CPO prices have picked up significantly since October 2019 due to demand growth which has outstripped production
by NUR HAZIQAH A MALEK/ pic by BERNAMA
THE palm oil sector’s outlook is rated ‘Stable’, with the average crude palm oil (CPO) prices is expected to be higher next year, according to Fitch Ratings Inc.
Fitch director Akash Gupta said the CPO prices have picked up significantly since October 2019 due to demand growth which has outstripped production in recent months.
The Malaysian Reserve (TMR) reported on Monday that analysts have predicted the prices to extend between RM2,700 and RM2,800 per tonne until early next year.

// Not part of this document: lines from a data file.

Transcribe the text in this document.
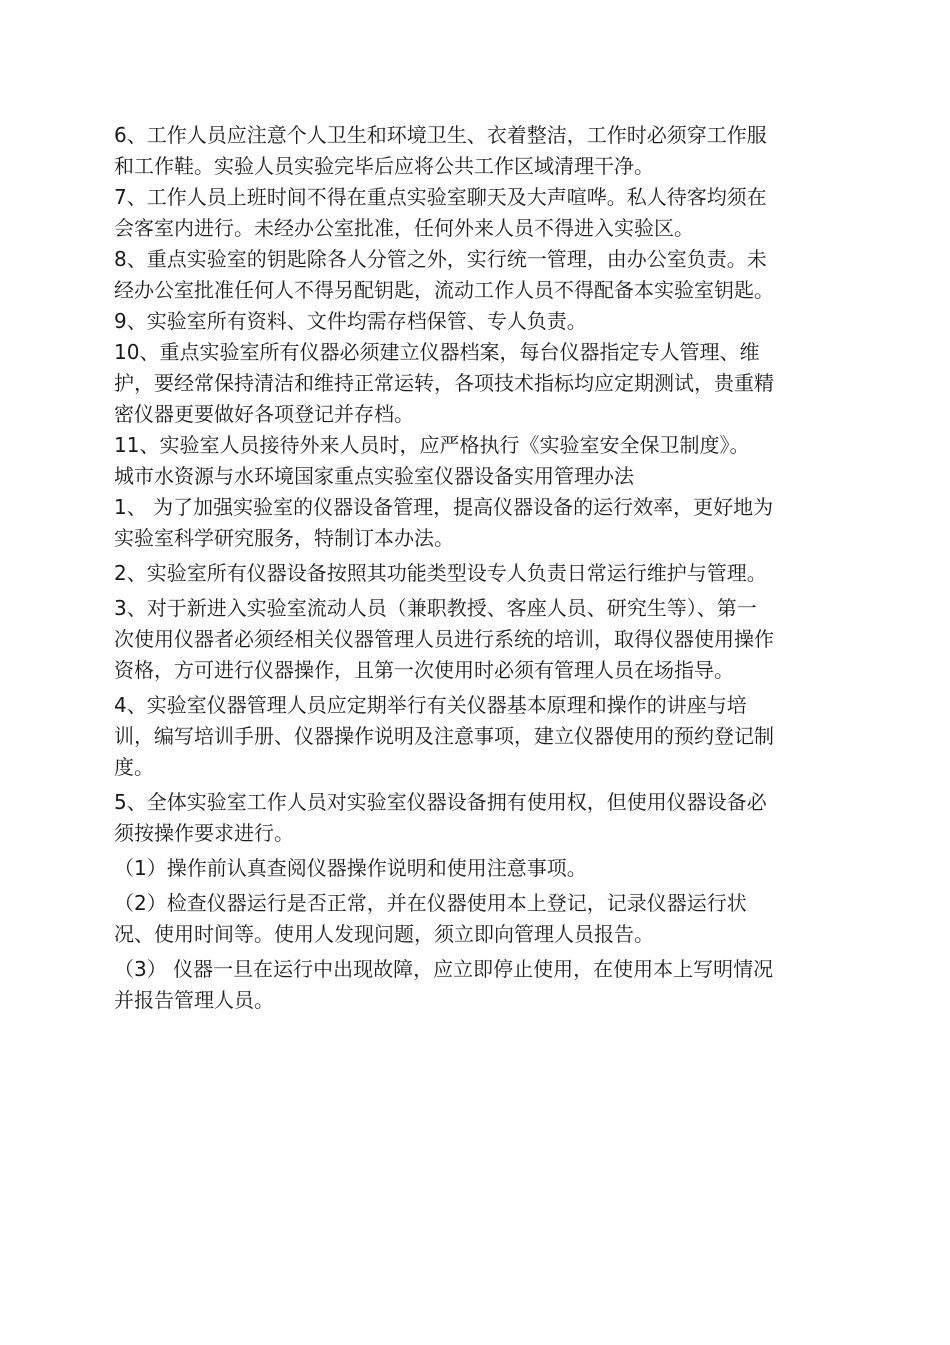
6、工作人员应注意个人卫生和环境卫生、衣着整洁，工作时必须穿工作服和工作鞋。实验人员实验完毕后应将公共工作区域清理干净。

7、工作人员上班时间不得在重点实验室聊天及大声喧哗。私人待客均须在会客室内进行。未经办公室批准，任何外来人员不得进入实验区。

8、重点实验室的钥匙除各人分管之外，实行统一管理，由办公室负责。未经办公室批准任何人不得另配钥匙，流动工作人员不得配备本实验室钥匙。

9、实验室所有资料、文件均需存档保管、专人负责。

10、重点实验室所有仪器必须建立仪器档案，每台仪器指定专人管理、维护，要经常保持清洁和维持正常运转，各项技术指标均应定期测试，贵重精密仪器更要做好各项登记并存档。

11、实验室人员接待外来人员时，应严格执行《实验室安全保卫制度》。

城市水资源与水环境国家重点实验室仪器设备实用管理办法

1、 为了加强实验室的仪器设备管理，提高仪器设备的运行效率，更好地为实验室科学研究服务，特制订本办法。

2、实验室所有仪器设备按照其功能类型设专人负责日常运行维护与管理。

3、对于新进入实验室流动人员（兼职教授、客座人员、研究生等）、第一次使用仪器者必须经相关仪器管理人员进行系统的培训，取得仪器使用操作资格，方可进行仪器操作，且第一次使用时必须有管理人员在场指导。

4、实验室仪器管理人员应定期举行有关仪器基本原理和操作的讲座与培训，编写培训手册、仪器操作说明及注意事项，建立仪器使用的预约登记制度。

5、全体实验室工作人员对实验室仪器设备拥有使用权，但使用仪器设备必须按操作要求进行。

（1）操作前认真查阅仪器操作说明和使用注意事项。

（2）检查仪器运行是否正常，并在仪器使用本上登记，记录仪器运行状况、使用时间等。使用人发现问题，须立即向管理人员报告。

（3） 仪器一旦在运行中出现故障，应立即停止使用，在使用本上写明情况并报告管理人员。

Based on the Malaysian Palm Oil Board (MPOB) website, the locally delivered CPO was traded at an average price of RM2,587 per tonne on Nov 26, 2019.
“Fitch forecasts this improving demand-supply balance to push the average CPO price higher in 2020.
“This will drive higher Ebitda and lower leverage for palm oil companies, but the credit profiles of rated companies are unlikely to change significantly as other risks remain,” Gupta said in a note yesterday.
“We expect the demand-supply balance to continue to improve. Higher prices should enable companies to boost earnings and reduce leverage, although larger investments and dividends could keep free cashflow (FCF) negative,” the ratings agency said.
Fitch added that with the FCF to remain negative, leverage ratios are expected to be lower next year, which will result in higher debt.
“Higher Ebitda should be driven by better prices for CPO and refined oils, with output likely to be stagnant or decline.
“Operating costs should continue to rise, mainly on account on labour wage increases, but we expect better price realisations to result in wider Ebitda margins,” it said.
The company also said the wider Ebitda margins and lower leverage means companies focusing on upstream operations will benefit more.
“This is because most of the value and price-related risk is captured by the upstream operations, while refining usually earns more stable and significantly thinner margins,” it said.
The benefit from Ebitda, however, will be partially offset by higher investments in working capitals due to revenue rise and potentially higher dividends on an improved earnings outlook.
“Capital expenditure may also increase if companies choose to accelerate replanting or increase processing capacity.
“We, therefore, estimate FCF to remain negative, although outflow levels are likely to decline. However, positive FCF for producers is probable if CPO prices jump sharply,” it said.
The ratings agency also added that there has been no significant acquisition-related outflows during the year, and therefore, there has been no anticipation for a jump next year.
However, acquisitions remain a longer-term risk given the limited availability of unplanted land for companies to expand.
Meanwhile, it also expected ratings to remain ‘Stable’, following the downgrades of Sime Darby Plantation Bhd (SDP) and PT Sawit Sumbermas Sarana Tbk (SSMS), both down to BBB and Brespectively.
“SDP’s rating factors in deleveraging over the next two years due to higher Ebitda and inflows from asset disposals, but these sales may be delayed by unfavourable market conditions.
“SSMS, which focuses on the upstream segment, should benefit materially from higher prices. However, losses at other businesses and outflows from related-party transactions could continue to exert pressure on cashflow,” it said.